PNAS paper reports new approach to methanol utilization
Bio-fuels and bio-based chemicals have gained tremendous traction over the past decade as a means to produce alternatives to fossil fuels and to replace bulk chemical production methods that rely on petrochemicals.
“Methanol, which can be produced inexpensively from natural gas or renewably through the reduction of carbon dioxide by hydrogen, can serve as a feedstock to produce biofuels, amino acids, and polymers,” says the University of Delaware’s Wilfred Chen. “However, the initial reaction in the conversion of methanol to formaldehyde is highly reversible.”
To overcome this obstacle to methanol utilization, Chen teamed with Eleftherios (Terry) Papoutsakis in the Delaware Biotechnology Institute to develop a biological approach that renders the process irreversible.
Their work is reported in a paper, “Scaffoldless Engineered Enzyme Assembly for Enhanced Methanol Utilization,” published in the online edition of Proceedings of the National Academy of Sciences on Oct. 24.

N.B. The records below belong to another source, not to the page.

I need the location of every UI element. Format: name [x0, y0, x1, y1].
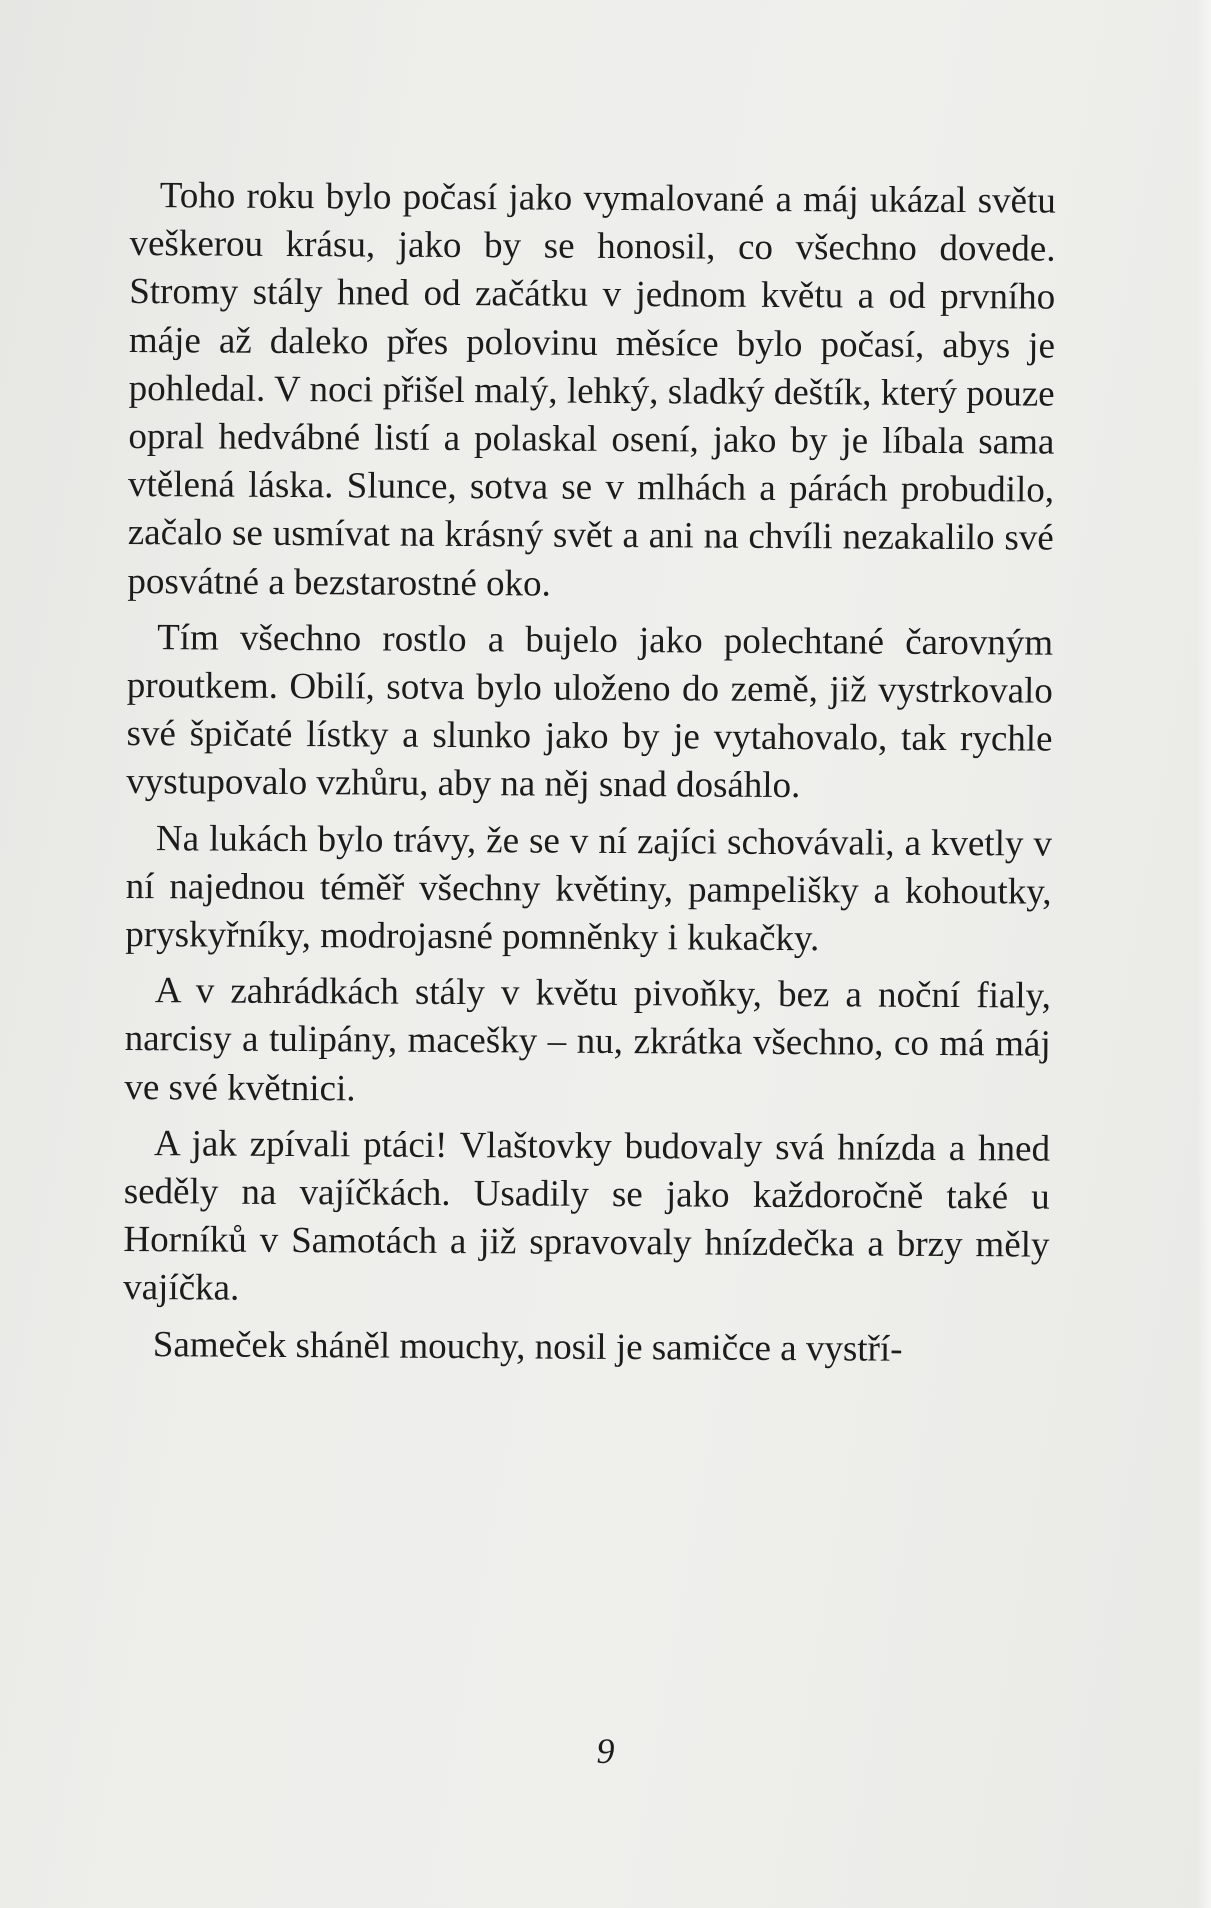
- paragraph: Tím všechno rostlo a bujelo jako polechtané čarovným proutkem. Obilí, sotva bylo uloženo do země, již vystrkovalo své špičaté lístky a slunko jako by je vytahovalo, tak rychle vystupovalo vzhůru, aby na něj snad dosáhlo.: [126, 617, 1054, 807]
- body-text: [123, 172, 1056, 1375]
- paragraph: A jak zpívali ptáci! Vlaštovky budovaly svá hnízda a hned seděly na vajíčkách. Usadily se jako každoročně také u Horníků v Samotách a již spravovaly hnízdečka a brzy měly vajíčka.: [123, 1123, 1051, 1310]
- page-edge: [1197, 0, 1211, 1908]
- page-number: 9: [596, 1731, 615, 1771]
- paragraph: Toho roku bylo počasí jako vymalované a máj ukázal světu veškerou krásu, jako by se honosil, co všechno dovede. Stromy stály hned od začátku v jednom květu a od prvního máje až daleko přes polovinu měsíce bylo počasí, abys je pohledal. V noci přišel malý, lehký, sladký deštík, který pouze opral hedvábné listí a polaskal osení, jako by je líbala sama vtělená láska. Slunce, sotva se v mlhách a párách probudilo, začalo se usmívat na krásný svět a ani na chvíli nezakalilo své posvátné a bezstarostné oko.: [127, 175, 1056, 605]
- paragraph: Sameček sháněl mouchy, nosil je samičce a vystří-: [152, 1323, 903, 1370]
- paragraph: A v zahrádkách stály v květu pivoňky, bez a noční fialy, narcisy a tulipány, macešky – nu, zkrátka všechno, co má máj ve své květnici.: [124, 970, 1052, 1110]
- paragraph: Na lukách bylo trávy, že se v ní zajíci schovávali, a kvetly v ní najednou téměř všechny květiny, pampelišky a kohoutky, pryskyřníky, modrojasné pomněnky i kukačky.: [125, 817, 1053, 960]
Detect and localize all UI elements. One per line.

“In effect, we broke the reversibility of the process by coupling the initial reaction with a pair of irreversible reactions to assemble enzymes into supramolecular clusters,” Chen says.
The paper reports that the combined strategies improved in-vitro, or “test-tube,” production of fructose-6-phosphate, or F6P, by almost 100-fold compared with unassembled enzymes. F6P is a key intermediate in the biosynthesis of fuel molecules such as butanol.
The beneficial effect of supramolecular enzyme assembly was also realized in vivo, or in culture experiments, where the engineered enzyme assembly resulted in a nine-fold improvement of the whole-cell methanol consumption rate.
“This approach provides a platform for the direct coupling of enhanced F6P synthesis with many other metabolic engineering strategies such as the methanol condensation cycle for biological conversion of methanol to higher value chemicals,” Chen says.
About the research
The work reported in the PNAS paper grew out of research conducted under a three-year grant to UD from the Department of Energy’s Advanced Research Projects Agency (ARPA-E). The funding was aimed at developing biological approaches to convert methanol to useful products, including a variety of commodity and specialty chemicals.
The paper was co-authored by J. Vincent Price, Long Chen, Brian Whitaker, Eleftherios Papoutsakis, and Wilfred Chen.
Wilfred Chen is Gore Professor of Chemical and Biomolecular Engineering at UD. Vincent Price conducted postdoctoral research with Chen, and Long Chen was a graduate student in his group.
Eleftherios (Terry) Papoutsakis is Unidel Eugene du Pont Chair of Chemical and Biomolecular Engineering. Brian Whitaker served as a postdoc in his lab.